Prove that the inverse of a partial ordering is also a partial ordering.

You might want to start by reviewing the DEFINITIONS of "partial order" and "inverse of an order".

Please do not post the same question multiple times. (In referece to reddog843 duplicate post)Duplicate post deleted.

Thanks for concern.

reddog843 seems to have given up!

The original post was "Prove that the inverse of a partial ordering is also a partial ordering."

And I suggested "You might want to start by reviewing the DEFINITIONS of "partial order" and "inverse of an order"".

Since we haven't heard from reddog843 in some time, I will answer my own questions. A relation, aRb is a partial ordering if and only if, any time we have aRb and bRc, we also have aRc (the "transitive" property). A relation R' is the inverse of a relation R if and only if whenever aRb, we also have bR'a and whenever aR'b, we have bRa.

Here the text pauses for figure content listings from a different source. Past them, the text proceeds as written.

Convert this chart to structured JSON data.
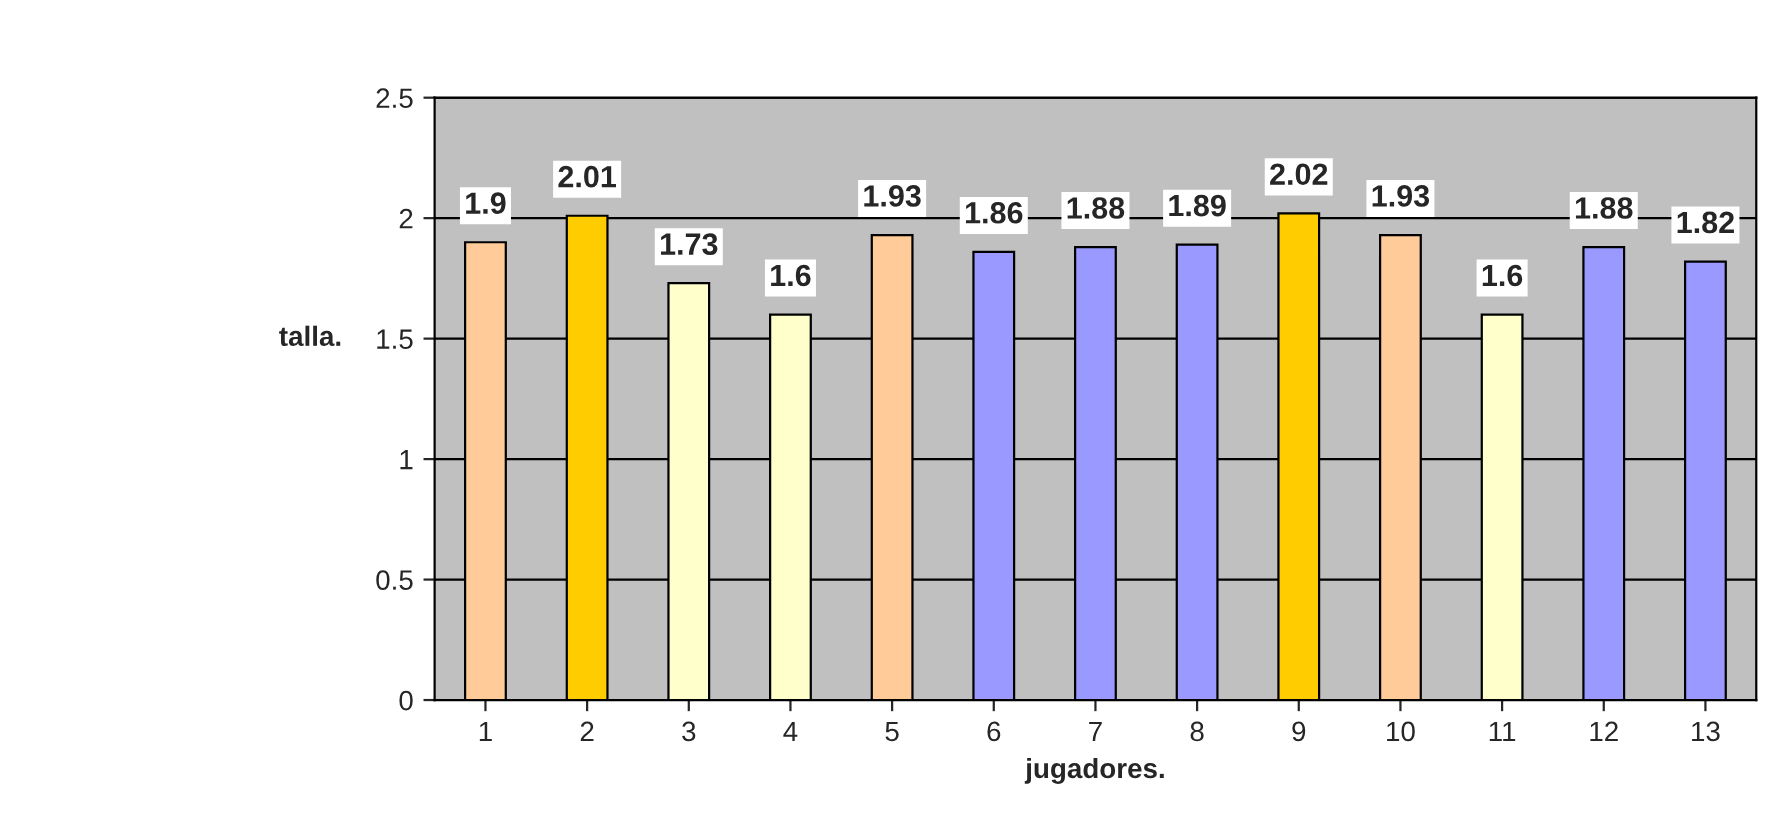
{
  "chart_data": {
    "type": "bar",
    "xlabel": "jugadores.",
    "ylabel": "talla.",
    "categories": [
      "1",
      "2",
      "3",
      "4",
      "5",
      "6",
      "7",
      "8",
      "9",
      "10",
      "11",
      "12",
      "13"
    ],
    "values": [
      1.9,
      2.01,
      1.73,
      1.6,
      1.93,
      1.86,
      1.88,
      1.89,
      2.02,
      1.93,
      1.6,
      1.88,
      1.82
    ],
    "colors": [
      "#ffcc99",
      "#ffcc00",
      "#ffffcc",
      "#ffffcc",
      "#ffcc99",
      "#9999ff",
      "#9999ff",
      "#9999ff",
      "#ffcc00",
      "#ffcc99",
      "#ffffcc",
      "#9999ff",
      "#9999ff"
    ],
    "ylim": [
      0,
      2.5
    ],
    "yticks": [
      0,
      0.5,
      1,
      1.5,
      2,
      2.5
    ],
    "grid": "y",
    "data_labels": true,
    "legend": false
  }
}
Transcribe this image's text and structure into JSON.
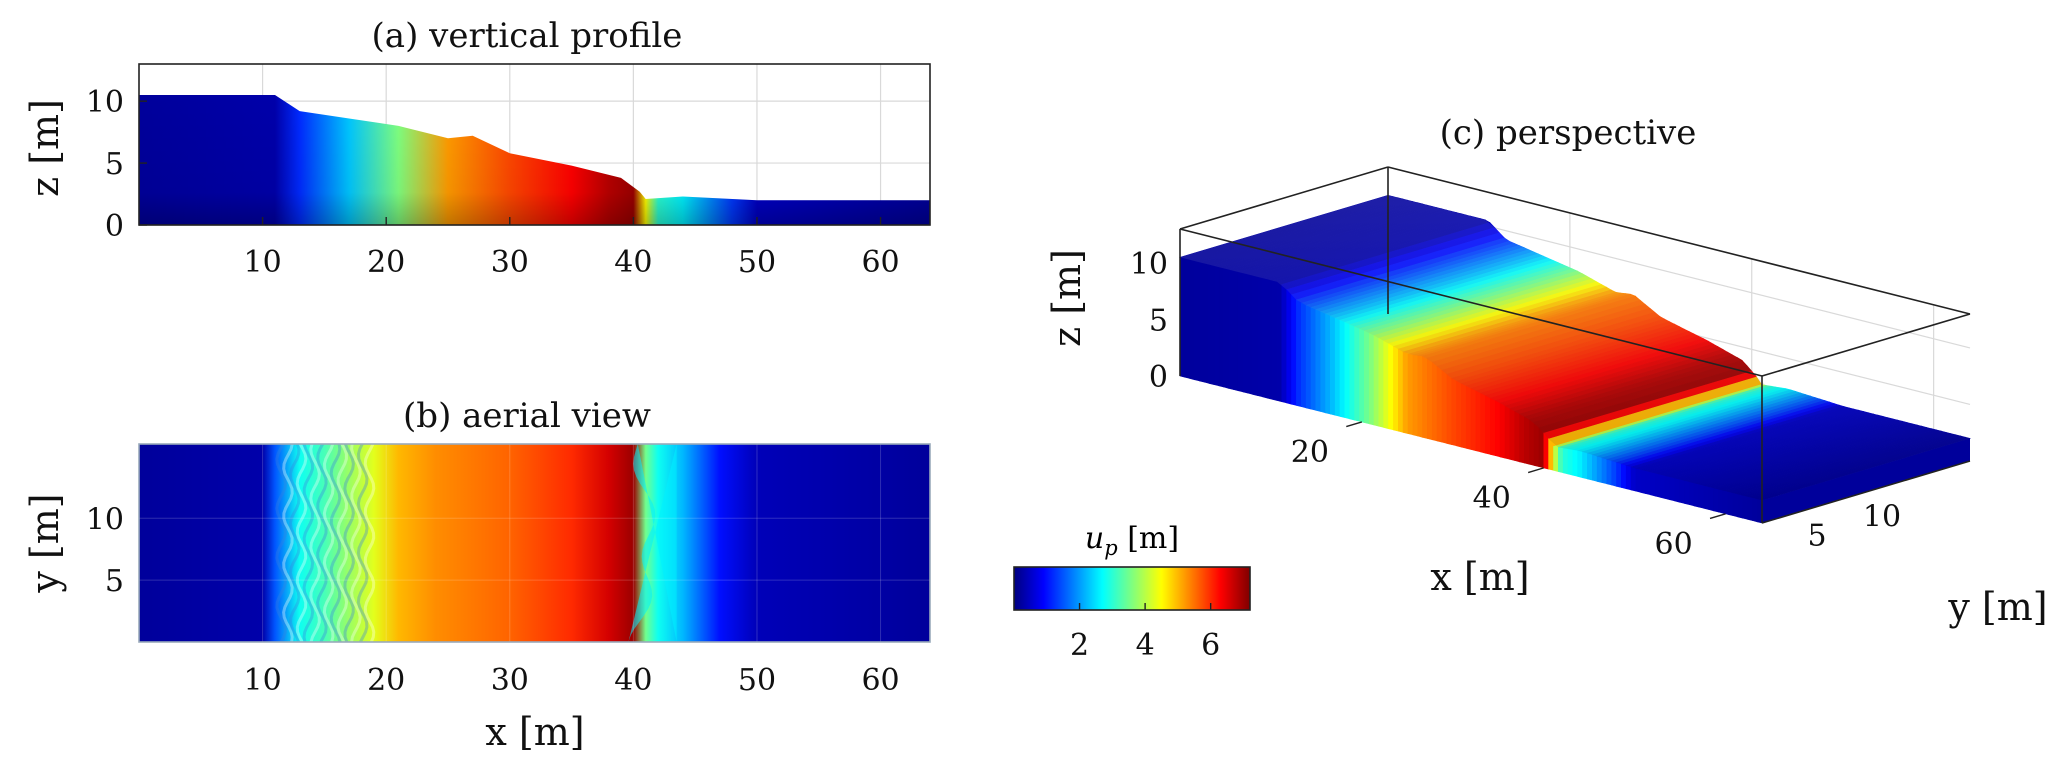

To prove that the inverse of a partial ordering (transitive relation) R, R', is also a partial ordering, suppose aR'b and bR'C. Then bRa and cRb. But that is the same as saying "cRb and bRa". Since R is transitive, cRa from which aR'c follows.

...I will answer my own questions.Often, this is the best, if not only, method of finding an intelligent, topical question to reply to.